Within my own extended family, there is a huge linguistic gulf between the first and second generation, where children and parents can’t communicate at all, not just from the growing pains of adolescence and beyond, but from the inability to form the sentences that would adequately express themselves to the other generation. There are so many things I can’t say to my parents, and that I don’t understand when they speak to me, and I’m one of the luckier ones in the family who learned & retained more Korean from actually living in Korea.

Recently, my grandmother passed away. I think about all the things I couldn’t tell her when I saw her last. I think about how when my little brother met my grandmothers in Korea for the first time, he had nothing to say to them, both because he saw them so rarely and because he didn’t have the language skills to reach across the divide, nor any motivation to try, and it makes me so sad. My relationship with them meant so much to me, but he didn’t and doesn’t have that, not that he feels the loss. You can’t miss something you never had.
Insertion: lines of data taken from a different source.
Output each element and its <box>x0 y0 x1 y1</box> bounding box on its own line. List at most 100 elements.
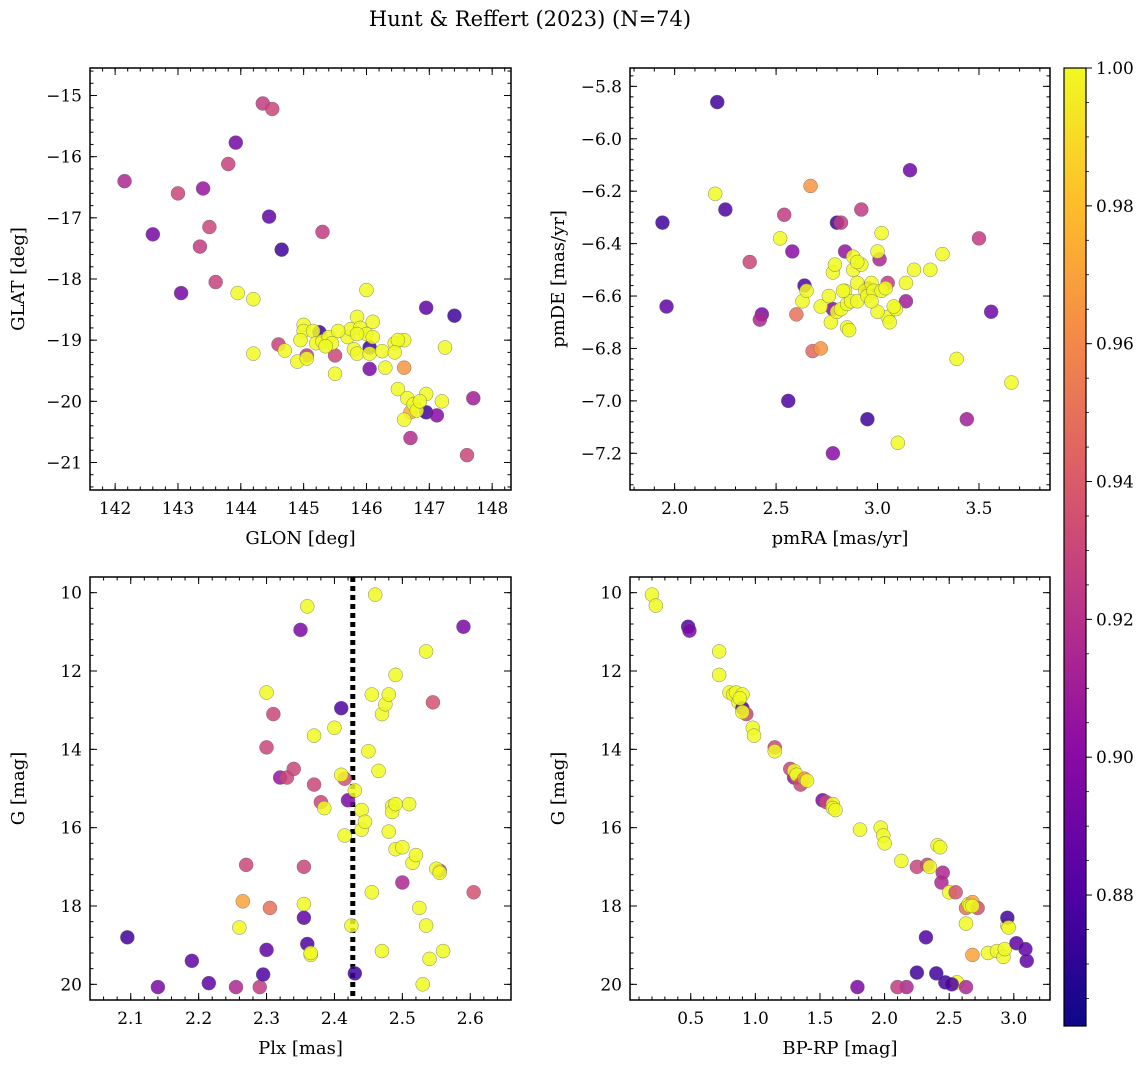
data-point <box>781 393 796 409</box>
data-point <box>870 244 885 259</box>
x-tick-label: 2.5 <box>936 1009 963 1029</box>
data-point <box>259 685 274 700</box>
axes-frame <box>629 67 1051 491</box>
data-point <box>860 412 875 427</box>
data-point <box>306 777 322 792</box>
x-tick-label: 2.5 <box>389 1009 416 1029</box>
data-point <box>418 300 434 315</box>
x-tick-label: 144 <box>225 499 257 519</box>
x-tick-label: 148 <box>476 499 508 519</box>
data-point <box>799 773 815 788</box>
data-point <box>890 979 905 995</box>
data-point <box>202 219 217 235</box>
data-point <box>303 945 318 961</box>
y-tick-label: −19 <box>46 331 82 351</box>
x-tick-label: 2.6 <box>457 1009 484 1029</box>
y-tick-label: −21 <box>46 453 82 473</box>
data-point <box>357 814 373 829</box>
data-point <box>347 966 363 981</box>
axes-frame <box>629 576 1051 1001</box>
y-tick-label: 20 <box>60 975 82 995</box>
data-point <box>277 343 292 358</box>
data-point <box>429 408 445 423</box>
colorbar-bar <box>1063 67 1087 1027</box>
data-point <box>799 283 814 298</box>
y-tick-label: 10 <box>60 584 82 604</box>
x-tick-label: 147 <box>413 499 445 519</box>
data-point <box>772 231 788 246</box>
x-tick-label: 2.3 <box>253 1009 280 1029</box>
data-point <box>359 282 374 298</box>
y-tick-label: −6.8 <box>581 339 622 359</box>
colorbar: 0.88 0.90 0.92 0.94 0.96 0.98 1.00 <box>1063 59 1134 1027</box>
data-point <box>718 202 733 217</box>
data-point <box>906 262 922 278</box>
data-point <box>201 975 217 991</box>
data-point <box>929 966 944 981</box>
data-point <box>371 763 386 779</box>
data-point <box>184 953 200 969</box>
data-point <box>949 351 964 367</box>
data-point <box>266 706 281 722</box>
data-point <box>388 667 403 683</box>
data-point <box>864 294 879 309</box>
data-point <box>1001 920 1016 935</box>
x-axis-label: pmRA [mas/yr] <box>772 528 909 549</box>
y-tick-label: −15 <box>46 87 82 107</box>
data-point <box>877 836 892 851</box>
y-axis-label: pmDE [mas/yr] <box>548 210 569 348</box>
figure-title: Hunt & Reffert (2023) (N=74) <box>369 7 691 31</box>
x-tick-label: 2.2 <box>185 1009 212 1029</box>
data-point <box>997 941 1012 957</box>
data-point <box>195 181 211 196</box>
y-tick-label: −6.2 <box>581 182 622 202</box>
data-point <box>852 822 868 837</box>
data-point <box>362 346 377 361</box>
data-point <box>120 930 135 945</box>
x-tick-label: 2.4 <box>321 1009 348 1029</box>
y-tick-label: 18 <box>60 897 82 917</box>
data-point <box>648 598 664 613</box>
data-point <box>259 740 274 755</box>
data-point <box>412 394 428 409</box>
data-point <box>882 315 897 330</box>
data-point <box>401 796 417 812</box>
data-point <box>902 163 918 178</box>
data-point <box>922 859 938 875</box>
data-point <box>803 178 818 194</box>
data-point <box>221 156 236 172</box>
data-point <box>246 291 261 307</box>
data-point <box>344 918 359 933</box>
data-point <box>965 898 980 914</box>
y-tick-label: −7.2 <box>581 444 622 464</box>
data-point <box>364 687 379 702</box>
y-tick-label: −17 <box>46 209 82 229</box>
data-point <box>331 323 346 339</box>
data-point <box>306 728 322 743</box>
data-point <box>466 885 481 900</box>
x-tick-label: 146 <box>350 499 382 519</box>
data-point <box>228 979 244 995</box>
data-point <box>898 294 914 309</box>
data-point <box>317 800 332 816</box>
data-point <box>265 101 280 117</box>
y-tick-label: 14 <box>60 740 82 760</box>
data-point <box>255 967 271 982</box>
scatter-points <box>655 94 1019 461</box>
y-tick-label: −7.0 <box>581 392 622 412</box>
panel-pmra-pmde: 2.0 2.5 3.0 3.5 −7.2 −7.0 −6.8 −6.6 −6.4 −6.2 −6.0… <box>548 67 1051 549</box>
data-point <box>349 346 365 361</box>
y-tick-label: −16 <box>46 148 82 168</box>
data-point <box>390 332 406 348</box>
data-point <box>935 865 950 880</box>
data-point <box>948 885 963 900</box>
data-point <box>315 224 330 240</box>
x-tick-label: 2.5 <box>763 499 790 519</box>
data-point <box>230 285 245 301</box>
data-point <box>894 853 909 869</box>
y-tick-label: 12 <box>60 662 82 682</box>
data-point <box>850 254 865 270</box>
data-point <box>923 262 938 278</box>
data-point <box>150 979 166 995</box>
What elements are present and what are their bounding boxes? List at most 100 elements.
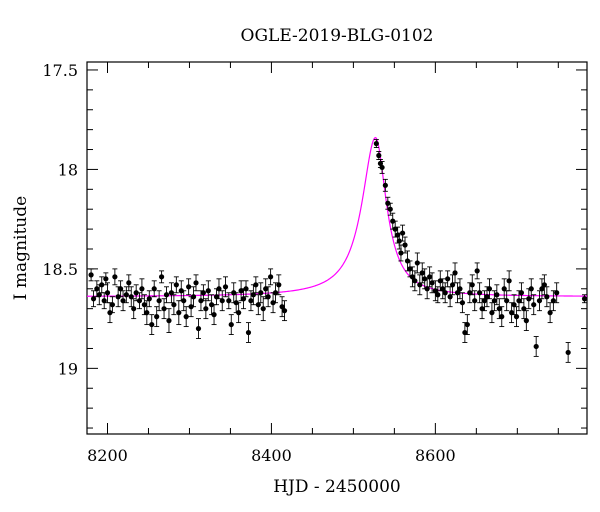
- data-point: [238, 280, 244, 302]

But that’s the thing. I don’t want our kid to grow up never missing what he didn’t have, in terms of being around family, being around people in touch with his cultural heritages (all of them), being able to grow up with the internalized knowledge of other languages and customs. If he didn’t have them, I’m sure he wouldn’t miss them, at least until he was well into his twenties or even thirties, if ever. But I would know what he was missing out on, and I want these things for him.